Sorry, I miss-read the documentation, have not noticed that indeed the range 'x80'..'xff' is allowed.
But I have to admit that I do not really understand it. My impression was that for UTF-8 the ASCII letters are presented in only one byte, but others like Pi or German Umlauts are multi-byte. So my current understanding is, that when the first byte of an identifier is in the range 'x80'..'xff' there must follow at least one more byte? (We have no one-byte umlaut encoding as in latin-1 available?). I can not see which utf-8 characters are really allowed. Not a problem for me, I generally use only ASCII characters, but others may be confused also?
And the surrounding backticks -- is that a special case, or are the backticks really part of the identifier encoded in utf-8, so that we may use an arbitrary number of backticks in each identifier?
So my current understanding is, that when the first byte of an identifier is in the range 'x80'..'xff' there must follow at least one more byte?
Yes, characters up from 'x80' are multibyte, and bytes they consist of are themselves 'x80' and greater, so are allowed in identifiers.
And the surrounding backticks -- is that a special case, or are the backticks really part of the identifier encoded in utf-8, so that we may use an arbitrary number of backticks in each identifier?
No, they are delimiters, quotes for identifiers. `type` means identifier named "type".
#! replace(sub = "_", by = "x80") | replace(sub = "t", by = " ")
> It makes Nimrod happy with leading underscores for wrapper files. And the second replace allows me to continue using tabs as I did before Nimrod time. Is at least the first substitution OK?

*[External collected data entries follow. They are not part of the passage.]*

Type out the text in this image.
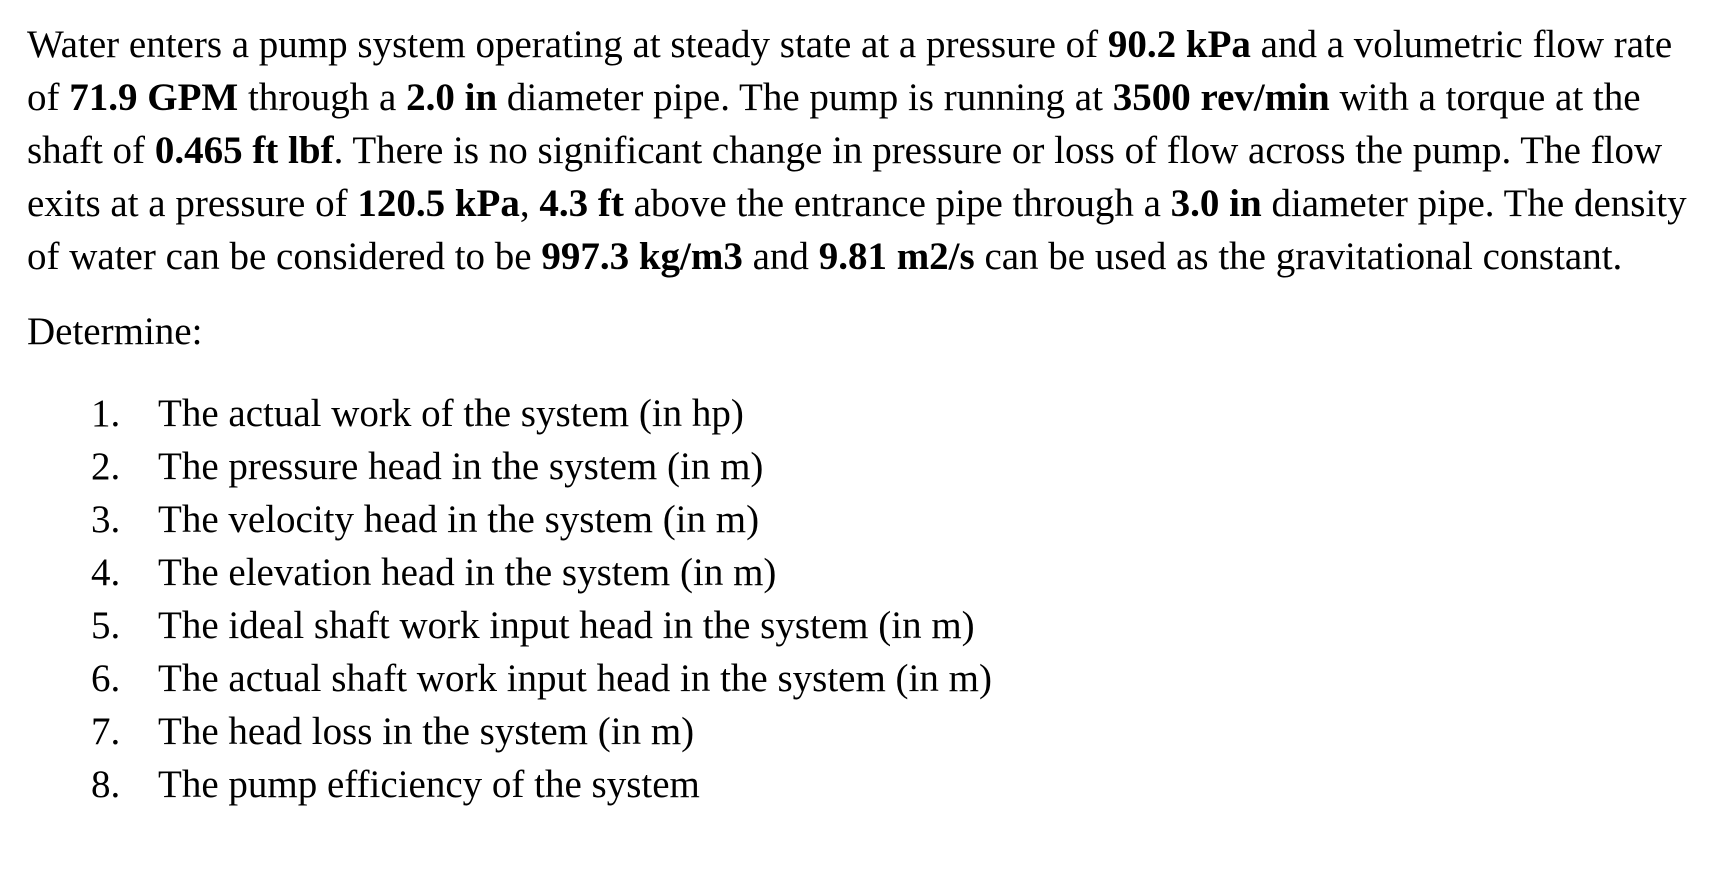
Water enters a pump system operating at steady state at a pressure of 90.2 kPa and a volumetric flow rate of 71.9 GPM through a 2.0 in diameter pipe. The pump is running at 3500 rev/min with a torque at the shaft of 0.465 ft lbf. There is no significant change in pressure or loss of flow across the pump. The flow exits at a pressure of 120.5 kPa, 4.3 ft above the entrance pipe through a 3.0 in diameter pipe. The density of water can be considered to be 997.3 kg/m3 and 9.81 m2/s can be used as the gravitational constant.

Determine:

1. The actual work of the system (in hp)
2. The pressure head in the system (in m)
3. The velocity head in the system (in m)
4. The elevation head in the system (in m)
5. The ideal shaft work input head in the system (in m)
6. The actual shaft work input head in the system (in m)
7. The head loss in the system (in m)
8. The pump efficiency of the system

Ugh, no the first substituion is not OK. The tab thingie might become a proper feature though if people continue to insist on using Notepad or NEdit for programming...
Stefan Salewski: So my current understanding is, that when the first byte of an identifier is in the range 'x80'..'xff' there must follow at least one more byte?
All multi-byte UTF-8 sequences are exclusively made up from characters in the 0x80..0xff range, all single-byte characters are in the 0x00..0x7f range (and are ASCII characters). See the wikipedia article for details.
This is specifically so that strings can be processed semi-blindly without awareness of UTF-8 encoding (e.g., as long as an UTF-8 string is valid, you can scan for the end of a string in the same way you'd do for ASCII or Latin-1 and without having to decode any multi-byte characters).
Unfortunately, not all encodings have the same property (for example, SJIS doesn't).